Some sacred basic principles are forcefully restated by the Court of Appeals in an alimony case wherein it would seem from the opinion that a very undeserving husband very ill-advisedly sought payee imputation against his very deserving wife. Husband, an optometrist in business for himself, was claiming that she could earn as much as $13,000 per year, and when the trial court did not use that number in its alimony calculation, he had appealed. The Court of Appeals goes immediately to such facts as husband having deserted the marriage of 22 years, the wife’s congenital heart condition, her high school education, and the fact that she had not worked – outside the home – during the entire marriage.
(Her heart conditions included dilated cardiomyopathy , left ventricular dysfunction, chronic diastolic function, and ventricular tachycardia.) She’s had four pacemakers implanted, is not computer literate, and has had no vocational training. There was also the usual evidence that husband and wife had agreed at the beginning that she would be a stay-at-home mother as her full time job. And husband argued that this failure to impute was error as a matter of law. The husband’s evidence showed that she could work for an average of $6.00 to $8.00 per hour. The Court said a few laudable things here:
“Underlying husband’s argument is the presupposition that, absent exceptional circumstances, every stay-at-home spouse seeking spousal support must start work outside the home immediately upon the entry of the divorce decree if he or she has any provable income earning capacity. We find no basis for such an inflexible principle in our statutes or case law.”

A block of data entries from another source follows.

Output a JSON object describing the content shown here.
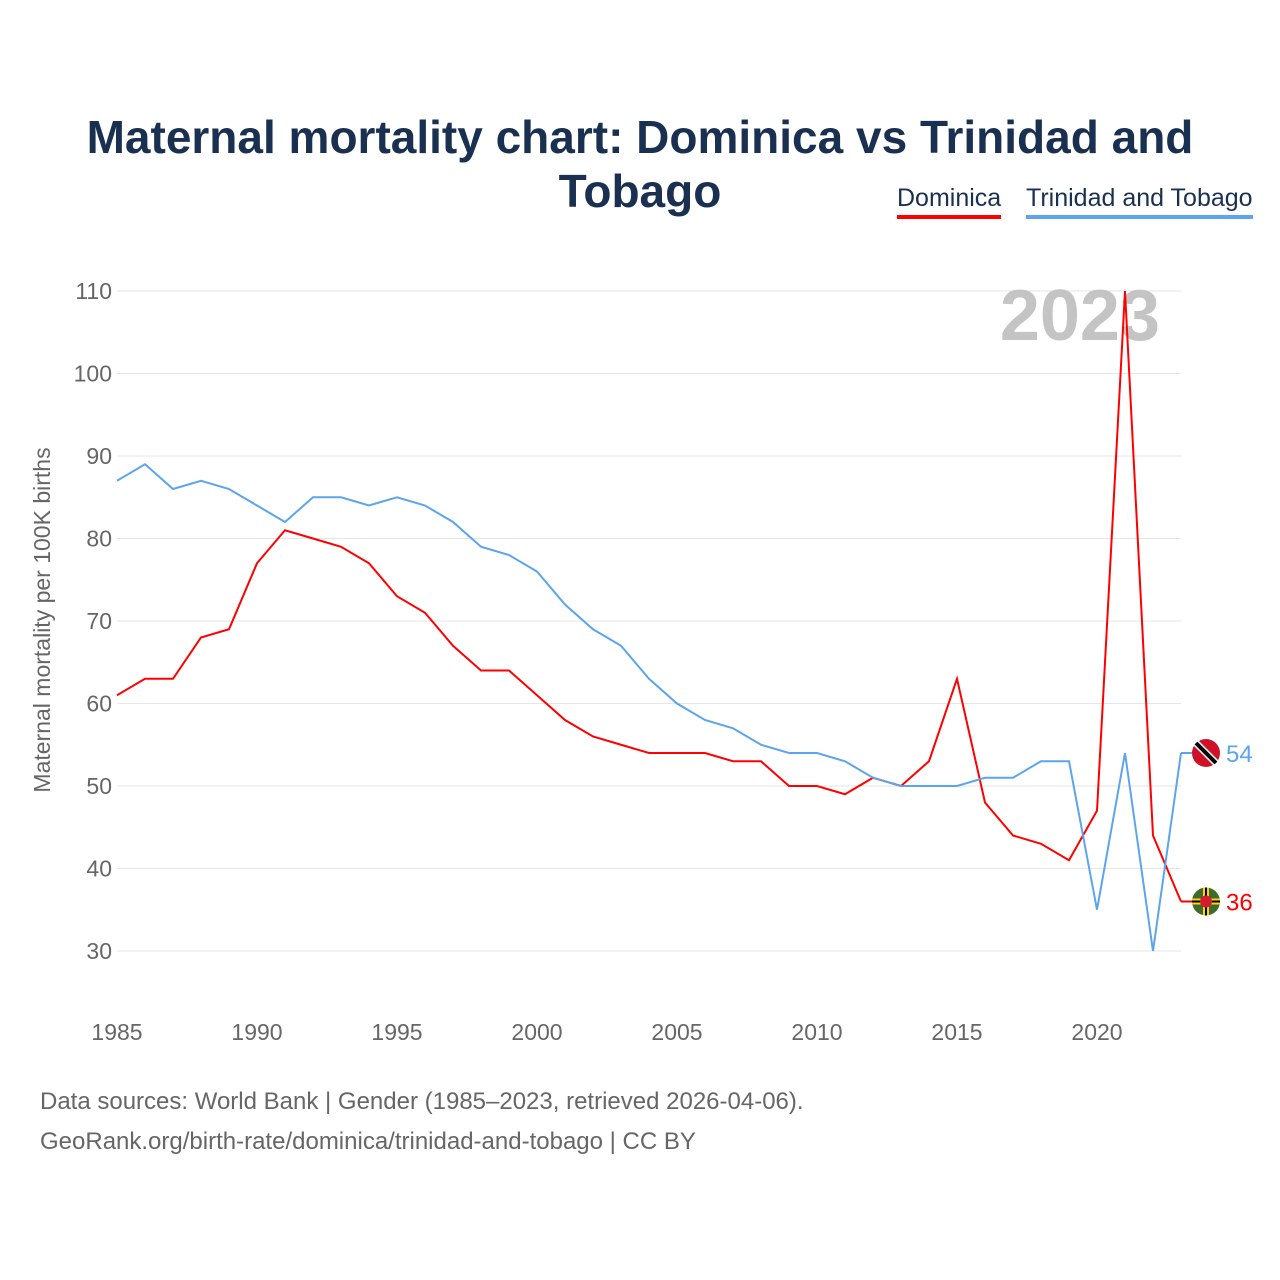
{
  "chart_data": {
    "type": "line",
    "title": "Maternal mortality chart: Dominica vs Trinidad and Tobago",
    "ylabel": "Maternal mortality per 100K births",
    "xlabel": "",
    "year_label": "2023",
    "ylim": [
      30,
      110
    ],
    "xlim": [
      1985,
      2023
    ],
    "yticks": [
      30,
      40,
      50,
      60,
      70,
      80,
      90,
      100,
      110
    ],
    "xticks": [
      1985,
      1990,
      1995,
      2000,
      2005,
      2010,
      2015,
      2020
    ],
    "grid": true,
    "legend_position": "top-right",
    "x": [
      1985,
      1986,
      1987,
      1988,
      1989,
      1990,
      1991,
      1992,
      1993,
      1994,
      1995,
      1996,
      1997,
      1998,
      1999,
      2000,
      2001,
      2002,
      2003,
      2004,
      2005,
      2006,
      2007,
      2008,
      2009,
      2010,
      2011,
      2012,
      2013,
      2014,
      2015,
      2016,
      2017,
      2018,
      2019,
      2020,
      2021,
      2022,
      2023
    ],
    "series": [
      {
        "name": "Dominica",
        "color": "#ff0000",
        "end_label": "36",
        "values": [
          61,
          63,
          63,
          68,
          69,
          77,
          81,
          80,
          79,
          77,
          73,
          71,
          67,
          64,
          64,
          61,
          58,
          56,
          55,
          54,
          54,
          54,
          53,
          53,
          50,
          50,
          49,
          51,
          50,
          53,
          63,
          48,
          44,
          43,
          41,
          47,
          110,
          44,
          36
        ]
      },
      {
        "name": "Trinidad and Tobago",
        "color": "#5ba5ee",
        "end_label": "54",
        "values": [
          87,
          89,
          86,
          87,
          86,
          84,
          82,
          85,
          85,
          84,
          85,
          84,
          82,
          79,
          78,
          76,
          72,
          69,
          67,
          63,
          60,
          58,
          57,
          55,
          54,
          54,
          53,
          51,
          50,
          50,
          50,
          51,
          51,
          53,
          53,
          35,
          54,
          30,
          54
        ]
      }
    ]
  },
  "footer": {
    "line1": "Data sources: World Bank | Gender (1985–2023, retrieved 2026-04-06).",
    "line2": "GeoRank.org/birth-rate/dominica/trinidad-and-tobago | CC BY"
  }
}
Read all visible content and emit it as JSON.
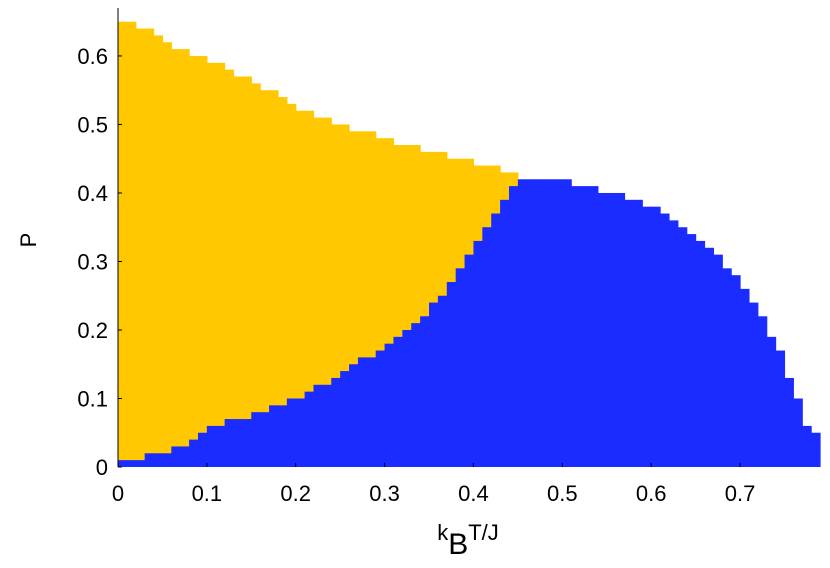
{
  "chart_data": {
    "type": "step-area",
    "xlabel": [
      "k",
      "B",
      "T/J"
    ],
    "ylabel": "P",
    "x": [
      0,
      0.01,
      0.02,
      0.03,
      0.04,
      0.05,
      0.06,
      0.07,
      0.08,
      0.09,
      0.1,
      0.11,
      0.12,
      0.13,
      0.14,
      0.15,
      0.16,
      0.17,
      0.18,
      0.19,
      0.2,
      0.21,
      0.22,
      0.23,
      0.24,
      0.25,
      0.26,
      0.27,
      0.28,
      0.29,
      0.3,
      0.31,
      0.32,
      0.33,
      0.34,
      0.35,
      0.36,
      0.37,
      0.38,
      0.39,
      0.4,
      0.41,
      0.42,
      0.43,
      0.44,
      0.45,
      0.46,
      0.47,
      0.48,
      0.49,
      0.5,
      0.51,
      0.52,
      0.53,
      0.54,
      0.55,
      0.56,
      0.57,
      0.58,
      0.59,
      0.6,
      0.61,
      0.62,
      0.63,
      0.64,
      0.65,
      0.66,
      0.67,
      0.68,
      0.69,
      0.7,
      0.71,
      0.72,
      0.73,
      0.74,
      0.75,
      0.76,
      0.77,
      0.78
    ],
    "step_width": 0.01,
    "series": [
      {
        "color": "#ffc800",
        "values": [
          0.65,
          0.65,
          0.64,
          0.64,
          0.63,
          0.62,
          0.61,
          0.61,
          0.6,
          0.6,
          0.59,
          0.59,
          0.58,
          0.57,
          0.57,
          0.56,
          0.55,
          0.55,
          0.54,
          0.53,
          0.52,
          0.52,
          0.51,
          0.51,
          0.5,
          0.5,
          0.49,
          0.49,
          0.49,
          0.48,
          0.48,
          0.47,
          0.47,
          0.47,
          0.46,
          0.46,
          0.46,
          0.45,
          0.45,
          0.45,
          0.44,
          0.44,
          0.44,
          0.43,
          0.43,
          null,
          null,
          null,
          null,
          null,
          null,
          null,
          null,
          null,
          null,
          null,
          null,
          null,
          null,
          null,
          null,
          null,
          null,
          null,
          null,
          null,
          null,
          null,
          null,
          null,
          null,
          null,
          null,
          null,
          null,
          null,
          null,
          null,
          null
        ]
      },
      {
        "color": "#1a2cff",
        "values": [
          0.01,
          0.01,
          0.01,
          0.02,
          0.02,
          0.02,
          0.03,
          0.03,
          0.04,
          0.05,
          0.06,
          0.06,
          0.07,
          0.07,
          0.07,
          0.08,
          0.08,
          0.09,
          0.09,
          0.1,
          0.1,
          0.11,
          0.12,
          0.12,
          0.13,
          0.14,
          0.15,
          0.16,
          0.16,
          0.17,
          0.18,
          0.19,
          0.2,
          0.21,
          0.22,
          0.24,
          0.25,
          0.27,
          0.29,
          0.31,
          0.33,
          0.35,
          0.37,
          0.39,
          0.41,
          0.42,
          0.42,
          0.42,
          0.42,
          0.42,
          0.42,
          0.41,
          0.41,
          0.41,
          0.4,
          0.4,
          0.4,
          0.39,
          0.39,
          0.38,
          0.38,
          0.37,
          0.36,
          0.35,
          0.34,
          0.33,
          0.32,
          0.31,
          0.29,
          0.28,
          0.26,
          0.24,
          0.22,
          0.19,
          0.17,
          0.13,
          0.1,
          0.06,
          0.05
        ]
      }
    ],
    "xlim": [
      0,
      0.79
    ],
    "ylim": [
      0,
      0.67
    ],
    "xticks": [
      0,
      0.1,
      0.2,
      0.3,
      0.4,
      0.5,
      0.6,
      0.7
    ],
    "yticks": [
      0,
      0.1,
      0.2,
      0.3,
      0.4,
      0.5,
      0.6
    ]
  }
}
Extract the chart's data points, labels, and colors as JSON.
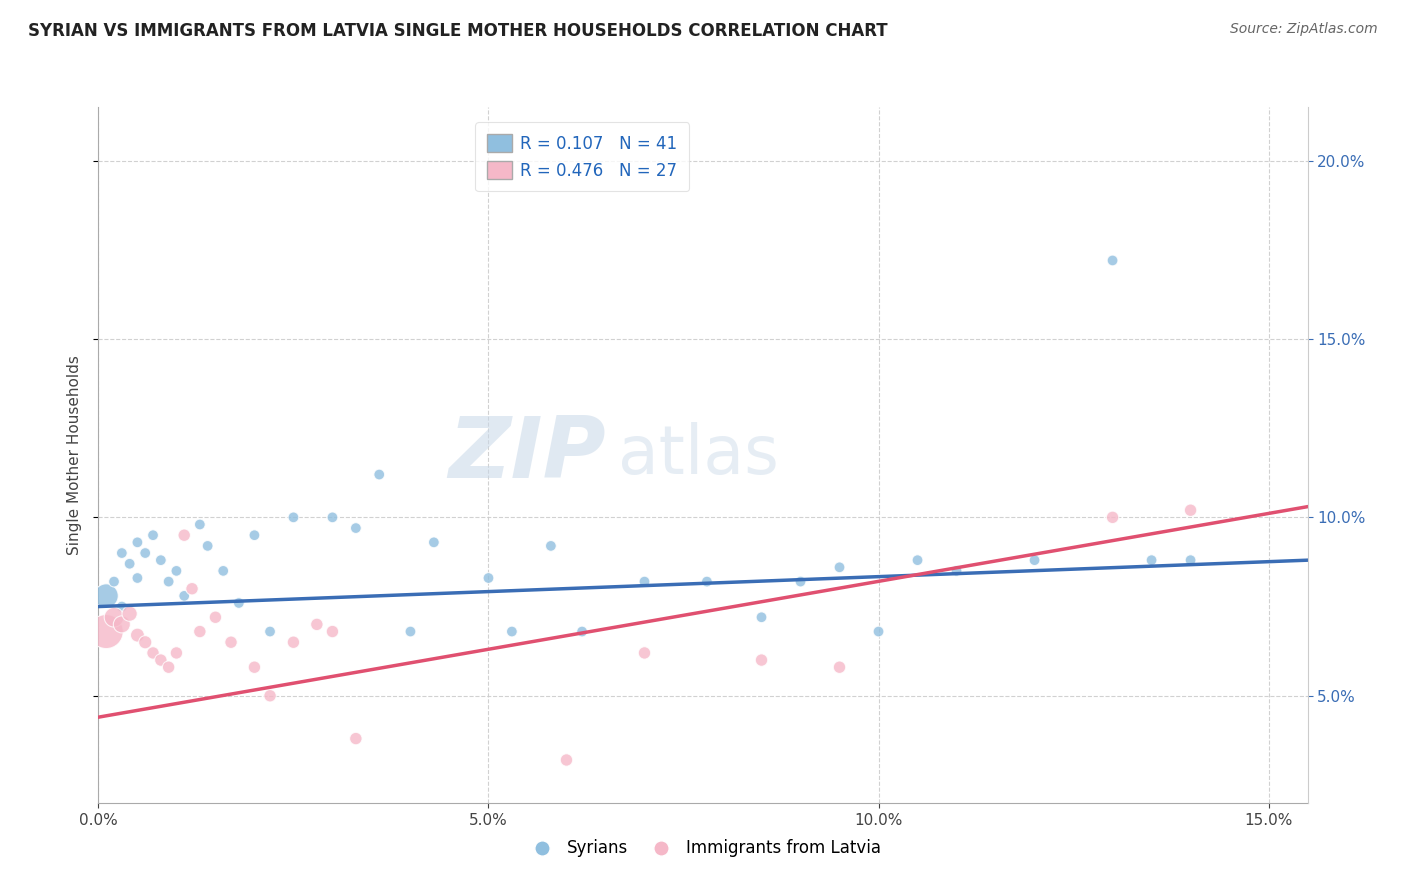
{
  "title": "SYRIAN VS IMMIGRANTS FROM LATVIA SINGLE MOTHER HOUSEHOLDS CORRELATION CHART",
  "source": "Source: ZipAtlas.com",
  "ylabel": "Single Mother Households",
  "xlim": [
    0.0,
    0.155
  ],
  "ylim": [
    0.02,
    0.215
  ],
  "blue_color": "#90bfdf",
  "pink_color": "#f5b8c8",
  "blue_line_color": "#3a6db5",
  "pink_line_color": "#e05070",
  "watermark_zip": "ZIP",
  "watermark_atlas": "atlas",
  "blue_R": 0.107,
  "blue_N": 41,
  "pink_R": 0.476,
  "pink_N": 27,
  "legend_label1_short": "Syrians",
  "legend_label2_short": "Immigrants from Latvia",
  "blue_line_x": [
    0.0,
    0.155
  ],
  "blue_line_y": [
    0.075,
    0.088
  ],
  "pink_line_x": [
    0.0,
    0.155
  ],
  "pink_line_y": [
    0.044,
    0.103
  ],
  "syrians_x": [
    0.001,
    0.002,
    0.003,
    0.003,
    0.004,
    0.005,
    0.005,
    0.006,
    0.007,
    0.008,
    0.009,
    0.01,
    0.011,
    0.013,
    0.014,
    0.016,
    0.018,
    0.02,
    0.022,
    0.025,
    0.03,
    0.033,
    0.036,
    0.04,
    0.043,
    0.05,
    0.053,
    0.058,
    0.062,
    0.07,
    0.078,
    0.085,
    0.09,
    0.095,
    0.1,
    0.105,
    0.11,
    0.12,
    0.13,
    0.135,
    0.14
  ],
  "syrians_y": [
    0.078,
    0.082,
    0.09,
    0.075,
    0.087,
    0.093,
    0.083,
    0.09,
    0.095,
    0.088,
    0.082,
    0.085,
    0.078,
    0.098,
    0.092,
    0.085,
    0.076,
    0.095,
    0.068,
    0.1,
    0.1,
    0.097,
    0.112,
    0.068,
    0.093,
    0.083,
    0.068,
    0.092,
    0.068,
    0.082,
    0.082,
    0.072,
    0.082,
    0.086,
    0.068,
    0.088,
    0.085,
    0.088,
    0.172,
    0.088,
    0.088
  ],
  "syrians_size": [
    300,
    60,
    60,
    60,
    60,
    60,
    60,
    60,
    60,
    60,
    60,
    60,
    60,
    60,
    60,
    60,
    60,
    60,
    60,
    60,
    60,
    60,
    60,
    60,
    60,
    60,
    60,
    60,
    60,
    60,
    60,
    60,
    60,
    60,
    60,
    60,
    60,
    60,
    60,
    60,
    60
  ],
  "latvia_x": [
    0.001,
    0.002,
    0.003,
    0.004,
    0.005,
    0.006,
    0.007,
    0.008,
    0.009,
    0.01,
    0.011,
    0.012,
    0.013,
    0.015,
    0.017,
    0.02,
    0.022,
    0.025,
    0.028,
    0.03,
    0.033,
    0.06,
    0.07,
    0.085,
    0.095,
    0.13,
    0.14
  ],
  "latvia_y": [
    0.068,
    0.072,
    0.07,
    0.073,
    0.067,
    0.065,
    0.062,
    0.06,
    0.058,
    0.062,
    0.095,
    0.08,
    0.068,
    0.072,
    0.065,
    0.058,
    0.05,
    0.065,
    0.07,
    0.068,
    0.038,
    0.032,
    0.062,
    0.06,
    0.058,
    0.1,
    0.102
  ],
  "latvia_size": [
    600,
    200,
    150,
    120,
    100,
    90,
    80,
    80,
    80,
    80,
    80,
    80,
    80,
    80,
    80,
    80,
    80,
    80,
    80,
    80,
    80,
    80,
    80,
    80,
    80,
    80,
    80
  ]
}
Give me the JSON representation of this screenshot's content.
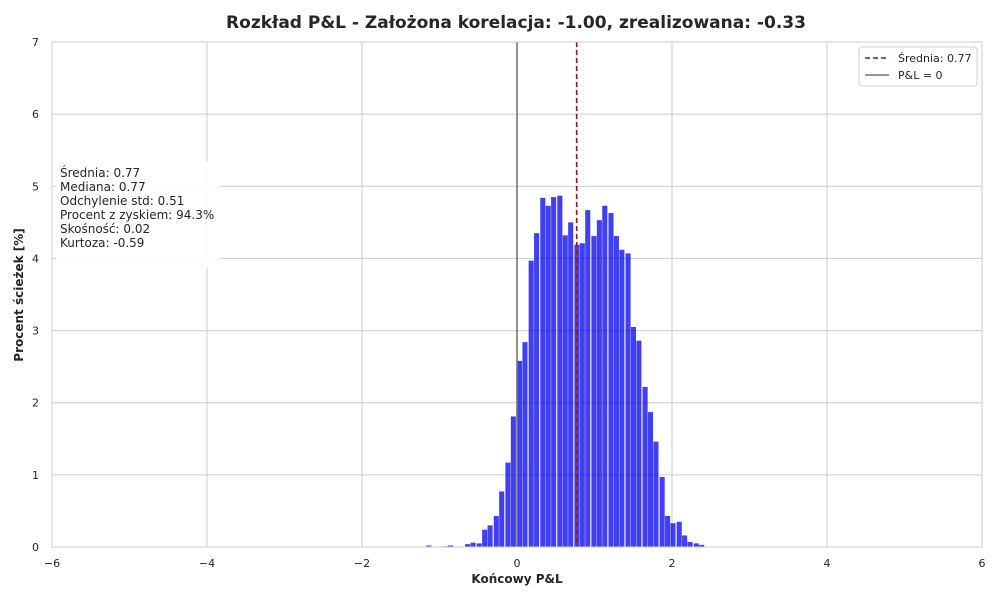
{
  "chart_data": {
    "type": "bar",
    "title": "Rozkład P&L - Założona korelacja: -1.00, zrealizowana: -0.33",
    "xlabel": "Końcowy P&L",
    "ylabel": "Procent ścieżek [%]",
    "xlim": [
      -6,
      6
    ],
    "ylim": [
      0,
      7
    ],
    "x_ticks": [
      "−6",
      "−4",
      "−2",
      "0",
      "2",
      "4",
      "6"
    ],
    "x_tick_values": [
      -6,
      -4,
      -2,
      0,
      2,
      4,
      6
    ],
    "y_ticks": [
      "0",
      "1",
      "2",
      "3",
      "4",
      "5",
      "6",
      "7"
    ],
    "y_tick_values": [
      0,
      1,
      2,
      3,
      4,
      5,
      6,
      7
    ],
    "grid": true,
    "bar_color": "#0000ee",
    "bin_width": 0.0735,
    "bins": [
      {
        "x": -1.17,
        "y": 0.02
      },
      {
        "x": -0.96,
        "y": 0.01
      },
      {
        "x": -0.89,
        "y": 0.02
      },
      {
        "x": -0.67,
        "y": 0.04
      },
      {
        "x": -0.6,
        "y": 0.06
      },
      {
        "x": -0.52,
        "y": 0.05
      },
      {
        "x": -0.45,
        "y": 0.24
      },
      {
        "x": -0.38,
        "y": 0.3
      },
      {
        "x": -0.3,
        "y": 0.43
      },
      {
        "x": -0.23,
        "y": 0.77
      },
      {
        "x": -0.15,
        "y": 1.17
      },
      {
        "x": -0.08,
        "y": 1.81
      },
      {
        "x": 0.0,
        "y": 2.58
      },
      {
        "x": 0.07,
        "y": 2.84
      },
      {
        "x": 0.15,
        "y": 3.97
      },
      {
        "x": 0.22,
        "y": 4.35
      },
      {
        "x": 0.3,
        "y": 4.84
      },
      {
        "x": 0.37,
        "y": 4.73
      },
      {
        "x": 0.44,
        "y": 4.85
      },
      {
        "x": 0.52,
        "y": 4.87
      },
      {
        "x": 0.59,
        "y": 4.32
      },
      {
        "x": 0.66,
        "y": 4.5
      },
      {
        "x": 0.74,
        "y": 4.19
      },
      {
        "x": 0.81,
        "y": 4.21
      },
      {
        "x": 0.88,
        "y": 4.67
      },
      {
        "x": 0.96,
        "y": 4.31
      },
      {
        "x": 1.03,
        "y": 4.53
      },
      {
        "x": 1.1,
        "y": 4.73
      },
      {
        "x": 1.18,
        "y": 4.63
      },
      {
        "x": 1.25,
        "y": 4.31
      },
      {
        "x": 1.32,
        "y": 4.12
      },
      {
        "x": 1.4,
        "y": 4.07
      },
      {
        "x": 1.47,
        "y": 3.05
      },
      {
        "x": 1.54,
        "y": 2.86
      },
      {
        "x": 1.62,
        "y": 2.22
      },
      {
        "x": 1.69,
        "y": 1.87
      },
      {
        "x": 1.76,
        "y": 1.46
      },
      {
        "x": 1.84,
        "y": 0.97
      },
      {
        "x": 1.91,
        "y": 0.43
      },
      {
        "x": 1.98,
        "y": 0.33
      },
      {
        "x": 2.06,
        "y": 0.35
      },
      {
        "x": 2.13,
        "y": 0.16
      },
      {
        "x": 2.2,
        "y": 0.07
      },
      {
        "x": 2.28,
        "y": 0.05
      },
      {
        "x": 2.35,
        "y": 0.03
      }
    ],
    "mean_line": {
      "x": 0.77,
      "color": "#8b1a1a",
      "style": "dashed"
    },
    "zero_line": {
      "x": 0,
      "color": "#777777",
      "style": "solid"
    },
    "legend": {
      "position": "top-right",
      "entries": [
        {
          "label": "Średnia: 0.77",
          "color": "#8b1a1a",
          "style": "dashed"
        },
        {
          "label": "P&L = 0",
          "color": "#777777",
          "style": "solid"
        }
      ]
    },
    "stats_box": {
      "position": "top-left",
      "lines": [
        "Średnia: 0.77",
        "Mediana: 0.77",
        "Odchylenie std: 0.51",
        "Procent z zyskiem: 94.3%",
        "Skośność: 0.02",
        "Kurtoza: -0.59"
      ]
    }
  }
}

Then there was a great deal of instructive law laid down, and particularly:
“He cites Srinivasan v. Srinivasan, 10 Va. App. 728, 734, 396 S.E.2d 675, 679 (1990), for the proposition that a spouse has a presumptive duty to go to work following a divorce if he or she had provable earning capacity. ... Neither Srinivasan nor any other Virginia case has held that, for purposes of calculating spousal support, a stay-at-home spouse capable of working must go to work immediately after the divorce trial or face ... imputation of income.”
Rather, the Court explains, the Virginia cases which did impute income all involved wives who had worked during the marriage, but at some time after separation either took a job below their earning capacity or stopped working altogether. The trial court here gets some high marks for carefully limiting and carefully phrasing its no-imputation ruling. By saying it wouldn’t impute “at this time,” the court below, it is said, left open the possibility of recalculating support should conditions later change. The trial court and the appellate court didn’t much like husband’s further argument that the judge erred by accepting expert testimony as to husband’s earning capacity. It refused to recognize some business expenses he claimed as a reduction of his professional earnings. These were gifts given to his two children in the form of payments from the Subchapter S Corporation, which were characterized as the children’s “wages.” There was, however, no evidence that the kids were bona fide employees, or that they did anything to earn these wages. The trial judge did not have to accept that. The Court of Appeals was careful in its fee award, giving wife an award on this latter business-expense issue, as it was considered wholly meritless, but denying appellate attorneys’ fees on the imputation issue. 23 VLW 435 (9/16/08).